Long Interspersed Element-1 (LINE-1) retrotransposition contributes to inter- and intra-individual genetic variation and occasionally can lead to human genetic disorders. Various strategies have been developed to identify human-specific LINE-1 (L1Hs) insertions from short-read whole genome sequencing (WGS) data; however, they have limitations in detecting insertions in complex repetitive genomic regions. Here, we developed a computational tool (PALMER) and used it to identify 203 non-reference L1Hs insertions in the NA12878 benchmark genome. Using PacBio long-read sequencing data, we identified L1Hs insertions that were absent in previous short-read studies (90/203). Approximately 81% (73/90) of the L1Hs insertions reside within endogenous LINE-1 sequences in the reference assembly and the analysis of unique breakpoint junction sequences revealed 63% (57/90) of these L1Hs insertions could be genotyped in 1000 Genomes Project sequences. Moreover, we observed that amplification biases encountered in single-cell WGS experiments led to a wide variation in L1Hs insertion detection rates between four individual NA12878 cells; under-amplification limited detection to 32% (65/203) of insertions, whereas over-amplification increased false positive calls. In sum, these data indicate that L1Hs insertions are often missed using standard short-read sequencing approaches and long-read sequencing approaches can significantly improve the detection of L1Hs insertions present in individual genomes.

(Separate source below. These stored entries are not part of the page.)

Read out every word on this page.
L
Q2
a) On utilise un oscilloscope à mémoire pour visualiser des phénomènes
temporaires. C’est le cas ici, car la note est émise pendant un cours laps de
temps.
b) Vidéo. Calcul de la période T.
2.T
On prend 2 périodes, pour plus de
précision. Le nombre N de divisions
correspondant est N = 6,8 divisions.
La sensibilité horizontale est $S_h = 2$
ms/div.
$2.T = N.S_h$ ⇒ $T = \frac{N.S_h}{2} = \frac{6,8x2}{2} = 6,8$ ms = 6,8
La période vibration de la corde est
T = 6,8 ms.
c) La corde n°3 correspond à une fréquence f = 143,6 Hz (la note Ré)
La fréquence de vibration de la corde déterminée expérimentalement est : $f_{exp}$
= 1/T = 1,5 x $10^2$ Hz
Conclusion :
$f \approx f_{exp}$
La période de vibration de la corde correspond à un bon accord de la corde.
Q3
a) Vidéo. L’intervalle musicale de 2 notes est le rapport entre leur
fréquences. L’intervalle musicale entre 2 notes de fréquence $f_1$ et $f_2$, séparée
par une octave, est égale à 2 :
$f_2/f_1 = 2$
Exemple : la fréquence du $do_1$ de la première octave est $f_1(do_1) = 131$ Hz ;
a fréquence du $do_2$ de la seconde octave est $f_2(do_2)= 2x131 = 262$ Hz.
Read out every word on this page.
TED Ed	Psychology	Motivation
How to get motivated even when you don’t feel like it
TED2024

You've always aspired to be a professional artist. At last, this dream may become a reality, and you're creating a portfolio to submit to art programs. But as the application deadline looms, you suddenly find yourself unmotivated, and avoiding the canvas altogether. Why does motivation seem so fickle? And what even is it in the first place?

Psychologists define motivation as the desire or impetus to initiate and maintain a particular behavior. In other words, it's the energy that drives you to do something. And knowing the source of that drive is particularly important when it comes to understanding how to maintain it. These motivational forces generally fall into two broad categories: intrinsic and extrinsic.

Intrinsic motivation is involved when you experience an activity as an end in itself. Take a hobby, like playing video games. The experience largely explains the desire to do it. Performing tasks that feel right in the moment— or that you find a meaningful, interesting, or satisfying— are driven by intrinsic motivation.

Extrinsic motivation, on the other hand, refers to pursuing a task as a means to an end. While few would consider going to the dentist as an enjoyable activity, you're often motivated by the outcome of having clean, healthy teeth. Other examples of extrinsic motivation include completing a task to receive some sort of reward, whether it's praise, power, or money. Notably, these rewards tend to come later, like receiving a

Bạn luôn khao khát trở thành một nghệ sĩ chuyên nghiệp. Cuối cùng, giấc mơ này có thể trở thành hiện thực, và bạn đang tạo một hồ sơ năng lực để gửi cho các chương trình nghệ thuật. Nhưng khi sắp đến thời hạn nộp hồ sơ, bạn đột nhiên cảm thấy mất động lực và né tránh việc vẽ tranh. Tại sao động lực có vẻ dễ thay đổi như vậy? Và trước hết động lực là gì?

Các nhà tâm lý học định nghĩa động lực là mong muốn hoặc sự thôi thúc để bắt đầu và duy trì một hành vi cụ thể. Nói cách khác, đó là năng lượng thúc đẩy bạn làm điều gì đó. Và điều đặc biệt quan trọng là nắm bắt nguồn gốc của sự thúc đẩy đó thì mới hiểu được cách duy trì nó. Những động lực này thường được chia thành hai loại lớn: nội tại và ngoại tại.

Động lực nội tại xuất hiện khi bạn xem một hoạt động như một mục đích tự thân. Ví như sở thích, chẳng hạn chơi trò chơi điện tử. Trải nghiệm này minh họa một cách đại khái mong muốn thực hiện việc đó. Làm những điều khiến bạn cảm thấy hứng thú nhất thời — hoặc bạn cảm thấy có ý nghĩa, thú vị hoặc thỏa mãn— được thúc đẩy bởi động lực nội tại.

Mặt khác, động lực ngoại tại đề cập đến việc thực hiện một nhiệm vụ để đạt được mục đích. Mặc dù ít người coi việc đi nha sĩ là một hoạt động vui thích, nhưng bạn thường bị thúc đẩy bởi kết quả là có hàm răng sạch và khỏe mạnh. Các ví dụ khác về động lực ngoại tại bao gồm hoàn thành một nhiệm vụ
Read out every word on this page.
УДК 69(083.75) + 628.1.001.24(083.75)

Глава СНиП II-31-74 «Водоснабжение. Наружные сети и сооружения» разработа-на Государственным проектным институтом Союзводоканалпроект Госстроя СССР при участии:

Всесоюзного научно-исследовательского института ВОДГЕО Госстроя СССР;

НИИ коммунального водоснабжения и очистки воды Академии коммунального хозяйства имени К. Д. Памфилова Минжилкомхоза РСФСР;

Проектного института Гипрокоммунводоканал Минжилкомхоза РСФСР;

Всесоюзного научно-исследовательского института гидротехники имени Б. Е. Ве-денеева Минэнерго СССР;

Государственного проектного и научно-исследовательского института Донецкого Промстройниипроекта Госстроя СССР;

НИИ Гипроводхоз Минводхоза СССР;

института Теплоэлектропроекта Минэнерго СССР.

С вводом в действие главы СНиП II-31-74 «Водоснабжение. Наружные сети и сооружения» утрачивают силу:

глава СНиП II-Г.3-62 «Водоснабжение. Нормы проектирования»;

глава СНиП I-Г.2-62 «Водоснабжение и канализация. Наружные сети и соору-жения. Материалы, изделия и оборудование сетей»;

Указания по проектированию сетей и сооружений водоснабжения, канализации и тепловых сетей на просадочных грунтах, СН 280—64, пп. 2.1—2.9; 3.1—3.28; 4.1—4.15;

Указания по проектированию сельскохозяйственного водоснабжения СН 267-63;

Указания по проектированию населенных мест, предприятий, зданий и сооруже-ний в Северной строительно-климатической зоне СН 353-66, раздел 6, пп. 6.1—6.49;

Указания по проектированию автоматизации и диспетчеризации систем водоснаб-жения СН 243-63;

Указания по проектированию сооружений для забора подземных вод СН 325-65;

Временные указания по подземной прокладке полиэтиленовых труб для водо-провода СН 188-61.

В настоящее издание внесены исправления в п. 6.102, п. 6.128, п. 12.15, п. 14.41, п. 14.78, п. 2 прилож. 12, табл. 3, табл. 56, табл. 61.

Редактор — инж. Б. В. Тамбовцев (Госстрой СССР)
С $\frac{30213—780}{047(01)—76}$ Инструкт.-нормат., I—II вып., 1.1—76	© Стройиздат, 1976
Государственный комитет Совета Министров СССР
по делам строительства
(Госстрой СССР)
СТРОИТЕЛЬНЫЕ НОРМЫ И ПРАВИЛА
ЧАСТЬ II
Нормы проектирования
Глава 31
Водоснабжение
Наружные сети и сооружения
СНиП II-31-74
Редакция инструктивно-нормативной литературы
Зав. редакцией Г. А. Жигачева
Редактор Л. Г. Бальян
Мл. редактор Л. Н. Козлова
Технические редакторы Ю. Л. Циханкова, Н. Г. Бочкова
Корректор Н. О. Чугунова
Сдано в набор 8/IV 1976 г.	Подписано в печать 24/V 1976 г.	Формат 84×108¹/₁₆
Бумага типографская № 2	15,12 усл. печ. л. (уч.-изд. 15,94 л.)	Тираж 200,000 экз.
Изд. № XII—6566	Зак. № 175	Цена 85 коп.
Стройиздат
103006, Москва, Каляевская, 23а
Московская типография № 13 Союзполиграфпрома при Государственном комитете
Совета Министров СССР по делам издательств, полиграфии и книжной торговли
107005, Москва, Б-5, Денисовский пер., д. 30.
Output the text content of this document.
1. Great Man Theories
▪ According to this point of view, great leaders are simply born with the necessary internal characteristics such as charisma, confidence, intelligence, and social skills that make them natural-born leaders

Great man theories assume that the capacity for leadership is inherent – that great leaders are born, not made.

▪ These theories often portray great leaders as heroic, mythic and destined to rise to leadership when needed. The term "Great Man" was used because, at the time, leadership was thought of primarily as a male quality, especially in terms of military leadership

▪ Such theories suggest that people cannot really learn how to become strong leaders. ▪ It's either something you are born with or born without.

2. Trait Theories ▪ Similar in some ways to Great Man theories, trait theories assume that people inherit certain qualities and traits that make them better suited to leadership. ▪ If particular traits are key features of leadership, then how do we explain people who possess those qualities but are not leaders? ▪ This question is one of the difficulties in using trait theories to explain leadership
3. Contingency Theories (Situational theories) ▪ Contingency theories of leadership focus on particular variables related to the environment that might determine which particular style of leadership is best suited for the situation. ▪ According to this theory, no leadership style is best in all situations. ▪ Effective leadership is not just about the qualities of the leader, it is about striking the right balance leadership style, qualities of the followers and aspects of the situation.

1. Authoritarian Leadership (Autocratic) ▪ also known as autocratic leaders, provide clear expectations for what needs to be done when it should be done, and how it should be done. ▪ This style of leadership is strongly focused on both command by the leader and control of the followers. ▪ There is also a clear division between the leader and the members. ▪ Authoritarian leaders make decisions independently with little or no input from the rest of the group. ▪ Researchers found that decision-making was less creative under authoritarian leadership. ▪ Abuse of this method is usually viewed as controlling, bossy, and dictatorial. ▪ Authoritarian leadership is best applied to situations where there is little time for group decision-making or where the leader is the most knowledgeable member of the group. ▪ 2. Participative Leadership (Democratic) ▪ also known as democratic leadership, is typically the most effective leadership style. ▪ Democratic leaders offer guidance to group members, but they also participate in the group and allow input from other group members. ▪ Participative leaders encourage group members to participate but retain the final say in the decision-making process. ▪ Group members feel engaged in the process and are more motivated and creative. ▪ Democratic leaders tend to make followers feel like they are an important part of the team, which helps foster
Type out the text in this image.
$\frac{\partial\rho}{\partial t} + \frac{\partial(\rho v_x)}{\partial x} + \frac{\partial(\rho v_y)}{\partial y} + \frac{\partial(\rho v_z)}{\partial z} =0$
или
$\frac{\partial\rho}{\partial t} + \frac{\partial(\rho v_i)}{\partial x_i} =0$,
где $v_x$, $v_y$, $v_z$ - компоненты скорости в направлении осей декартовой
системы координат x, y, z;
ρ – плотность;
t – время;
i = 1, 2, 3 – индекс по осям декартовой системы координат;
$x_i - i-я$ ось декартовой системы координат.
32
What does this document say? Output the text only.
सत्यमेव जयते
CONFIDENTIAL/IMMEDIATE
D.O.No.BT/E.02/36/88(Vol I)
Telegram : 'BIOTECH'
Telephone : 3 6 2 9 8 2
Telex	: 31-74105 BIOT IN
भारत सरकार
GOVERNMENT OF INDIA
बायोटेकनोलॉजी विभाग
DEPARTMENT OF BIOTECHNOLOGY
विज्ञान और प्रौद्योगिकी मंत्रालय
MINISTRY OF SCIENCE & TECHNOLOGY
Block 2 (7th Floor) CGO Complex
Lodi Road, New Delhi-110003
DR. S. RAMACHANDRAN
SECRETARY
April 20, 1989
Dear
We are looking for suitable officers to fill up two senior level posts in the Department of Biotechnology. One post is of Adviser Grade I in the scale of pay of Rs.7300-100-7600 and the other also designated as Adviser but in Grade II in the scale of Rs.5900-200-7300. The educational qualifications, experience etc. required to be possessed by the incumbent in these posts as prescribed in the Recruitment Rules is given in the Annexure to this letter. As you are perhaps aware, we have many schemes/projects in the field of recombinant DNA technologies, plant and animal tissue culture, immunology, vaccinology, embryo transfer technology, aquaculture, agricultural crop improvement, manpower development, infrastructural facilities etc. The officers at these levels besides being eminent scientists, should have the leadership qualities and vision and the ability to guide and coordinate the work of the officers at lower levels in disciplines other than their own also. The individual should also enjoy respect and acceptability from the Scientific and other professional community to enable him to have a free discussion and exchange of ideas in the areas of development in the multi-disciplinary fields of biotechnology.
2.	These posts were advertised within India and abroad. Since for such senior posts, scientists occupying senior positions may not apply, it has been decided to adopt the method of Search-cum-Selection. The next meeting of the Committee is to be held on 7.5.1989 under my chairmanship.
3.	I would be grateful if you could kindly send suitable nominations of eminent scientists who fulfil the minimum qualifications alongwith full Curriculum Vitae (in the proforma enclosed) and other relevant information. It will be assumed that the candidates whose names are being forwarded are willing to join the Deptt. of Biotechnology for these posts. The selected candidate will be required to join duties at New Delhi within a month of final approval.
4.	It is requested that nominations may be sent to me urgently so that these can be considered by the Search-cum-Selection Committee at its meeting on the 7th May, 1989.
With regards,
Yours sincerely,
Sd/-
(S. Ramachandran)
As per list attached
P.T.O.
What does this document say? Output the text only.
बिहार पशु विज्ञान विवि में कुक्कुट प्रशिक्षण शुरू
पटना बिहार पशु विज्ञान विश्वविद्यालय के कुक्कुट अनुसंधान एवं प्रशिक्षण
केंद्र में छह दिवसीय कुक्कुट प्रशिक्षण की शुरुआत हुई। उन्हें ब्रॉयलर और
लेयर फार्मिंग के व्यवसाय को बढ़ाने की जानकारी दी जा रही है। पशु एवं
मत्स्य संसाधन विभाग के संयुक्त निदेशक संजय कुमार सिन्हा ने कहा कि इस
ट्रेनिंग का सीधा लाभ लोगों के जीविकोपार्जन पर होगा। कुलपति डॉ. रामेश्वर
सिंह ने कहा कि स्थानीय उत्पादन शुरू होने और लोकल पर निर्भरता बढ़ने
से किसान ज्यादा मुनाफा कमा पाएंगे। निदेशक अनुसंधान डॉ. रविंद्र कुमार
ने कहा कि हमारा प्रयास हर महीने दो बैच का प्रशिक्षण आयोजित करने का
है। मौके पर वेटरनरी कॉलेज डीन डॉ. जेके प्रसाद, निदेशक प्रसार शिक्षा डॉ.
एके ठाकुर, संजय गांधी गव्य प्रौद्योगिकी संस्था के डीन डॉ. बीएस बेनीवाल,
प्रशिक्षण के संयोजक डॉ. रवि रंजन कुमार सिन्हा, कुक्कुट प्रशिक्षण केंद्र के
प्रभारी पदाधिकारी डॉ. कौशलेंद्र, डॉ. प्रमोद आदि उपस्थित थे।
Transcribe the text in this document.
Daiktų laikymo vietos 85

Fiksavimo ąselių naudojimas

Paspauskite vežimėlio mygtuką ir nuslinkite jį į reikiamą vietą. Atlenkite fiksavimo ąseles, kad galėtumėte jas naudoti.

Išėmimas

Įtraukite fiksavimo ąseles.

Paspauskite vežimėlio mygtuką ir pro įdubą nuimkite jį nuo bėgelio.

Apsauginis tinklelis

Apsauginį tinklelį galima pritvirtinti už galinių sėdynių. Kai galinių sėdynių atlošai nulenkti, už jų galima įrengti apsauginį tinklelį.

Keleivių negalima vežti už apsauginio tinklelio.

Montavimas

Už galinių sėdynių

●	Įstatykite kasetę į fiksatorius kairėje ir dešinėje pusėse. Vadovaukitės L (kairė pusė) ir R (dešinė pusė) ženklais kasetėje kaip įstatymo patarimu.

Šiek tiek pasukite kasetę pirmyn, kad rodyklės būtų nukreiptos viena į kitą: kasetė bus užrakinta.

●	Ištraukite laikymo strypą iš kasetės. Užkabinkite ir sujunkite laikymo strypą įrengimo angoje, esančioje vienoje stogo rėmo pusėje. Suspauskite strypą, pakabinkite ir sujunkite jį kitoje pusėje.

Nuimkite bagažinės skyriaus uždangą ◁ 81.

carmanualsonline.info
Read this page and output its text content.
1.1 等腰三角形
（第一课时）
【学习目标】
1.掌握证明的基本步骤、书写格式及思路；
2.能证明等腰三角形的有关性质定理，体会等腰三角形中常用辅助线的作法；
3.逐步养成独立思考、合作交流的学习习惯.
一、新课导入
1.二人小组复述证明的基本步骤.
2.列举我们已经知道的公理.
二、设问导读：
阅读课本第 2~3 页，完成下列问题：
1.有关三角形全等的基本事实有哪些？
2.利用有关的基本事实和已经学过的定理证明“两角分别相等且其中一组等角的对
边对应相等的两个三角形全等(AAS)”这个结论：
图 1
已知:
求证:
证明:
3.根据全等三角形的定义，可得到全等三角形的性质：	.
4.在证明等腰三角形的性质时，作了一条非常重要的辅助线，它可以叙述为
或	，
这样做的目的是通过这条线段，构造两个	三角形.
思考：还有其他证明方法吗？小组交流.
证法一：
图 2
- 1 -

长散布元件-1(LINE-1)反转录转座导致个体间和个体内遗传变异,偶尔会导致人类遗传疾病。已经开发了各种策略来从短读长全基因组测序(WGS)数据中鉴定人类特异性 LINE-1(L1Hs)插入;然而,它们在检测复杂重复基因组区域中的插入方面存在局限性。在这里,我们开发了一种计算工具(PALMER),并使用它在 NA12878 基准基因组中鉴定了 203 个非参考 L1Hs 插入。使用 PacBio 长读测序数据,我们鉴定了先前短读研究中缺失的 L1Hs 插入(90/203)。大约 81%(73/90)的 L1Hs 插入位于参考组装中的内源性 LINE-1 序列内,对独特的断点连接序列的分析表明,这些 L1Hs 插入中的 63%(57/90)可以在 1000 基因组计划序列中进行基因分型。此外,我们观察到,单细胞 WGS 实验中遇到的扩增偏差导致四个个体的 NA12878 细胞之间 L1Hs 插入检测率存在广泛差异;低扩增将检测限制在 203 个插入中的 32%(65/203),而过度扩增会增加假阳性调用。总之,这些数据表明,标准的短读测序方法经常会错过 L1Hs 插入,而长读测序方法可以显著提高对个体基因组中存在的 L1Hs 插入的检测。